I can see green shoots coming up on a tree, watch the dives and swoops of birds, the great circles of the hawks and flocks of birds flying home for the night.

Diffused light from the sun reflects off a parrot on the tree and enters my eye through a pinhole opening. I sense the bustling mood of the bird, even though it is smaller than a drop of water in my eyes.

All these things are seen and felt by me in a few brief minutes. In the distance, is the head of a man seeming to be no bigger than a pea. Yet, that head too sees and feels such things. Ten million people in this great city see and feel in ten million ways.

My mind wanders to a misty view of postwar London; an exciting glimpse of Disneyland. An awed view of Tiananmen Square. The looming Himalayan ranges.
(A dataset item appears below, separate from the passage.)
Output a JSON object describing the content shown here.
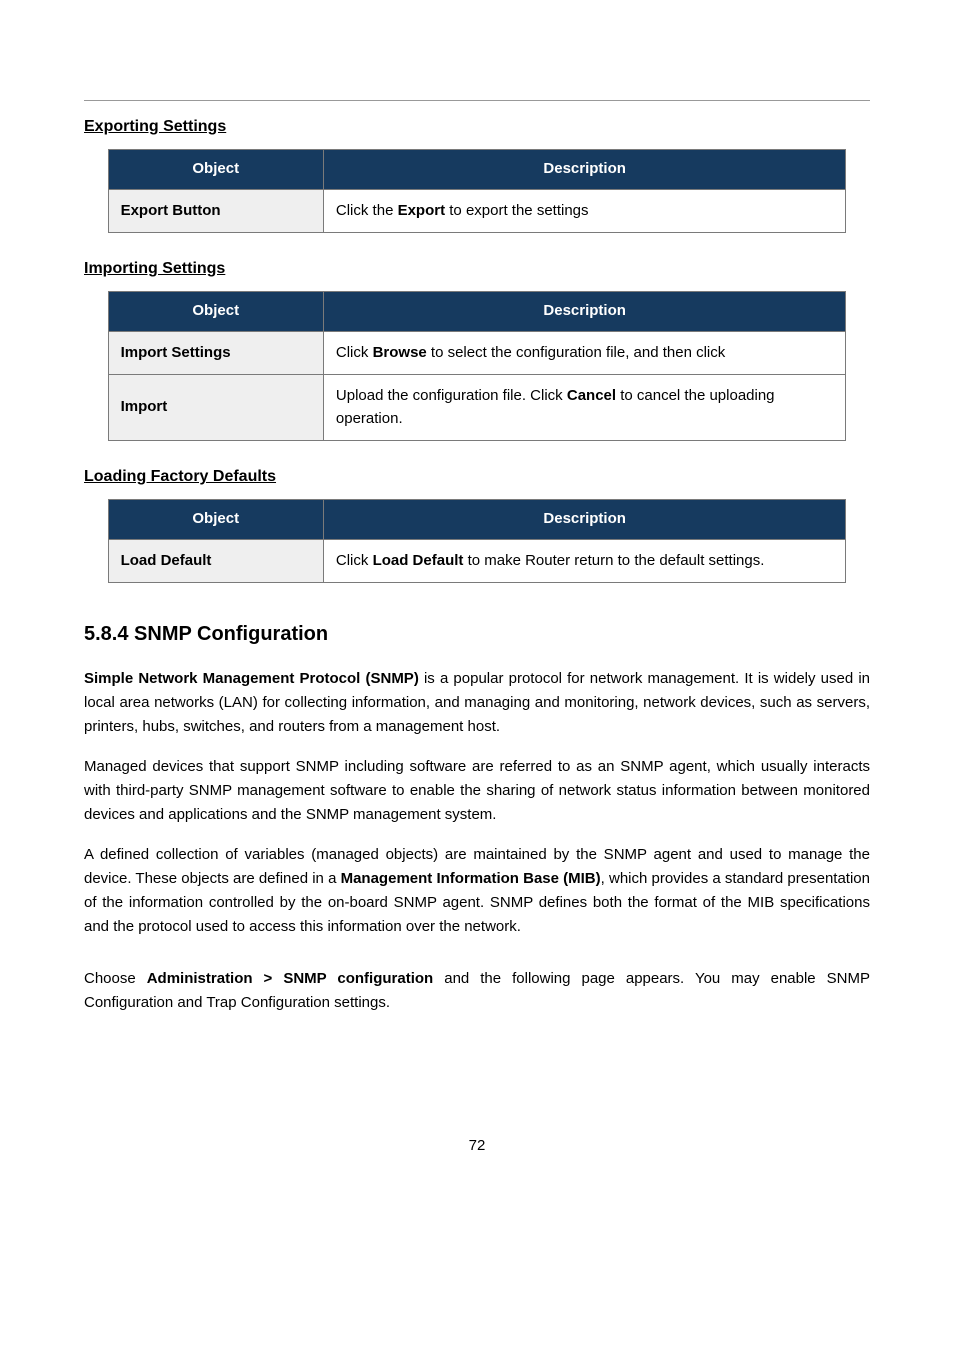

My mind takes me to distant galaxies.

It carries me into the heart of millions of invisible neurons, where electrical charges flash thousands of times a second powering my contemplation. I see the campaigns of Julius Caesar and Alexander. I feel the longings of Jehangir.

Already my mind has taken me to palaces, battlefields and even the stars. And yet, the 20 minutes hang heavily on me. If I lost everything, but can just see and feel, in just a few brief minutes, my mind can travel the world, or imagine the cosmos.

Life has already blessed me with over twenty million waking minutes. I have an infinity of time on my hands. Have I a right to expect more from life?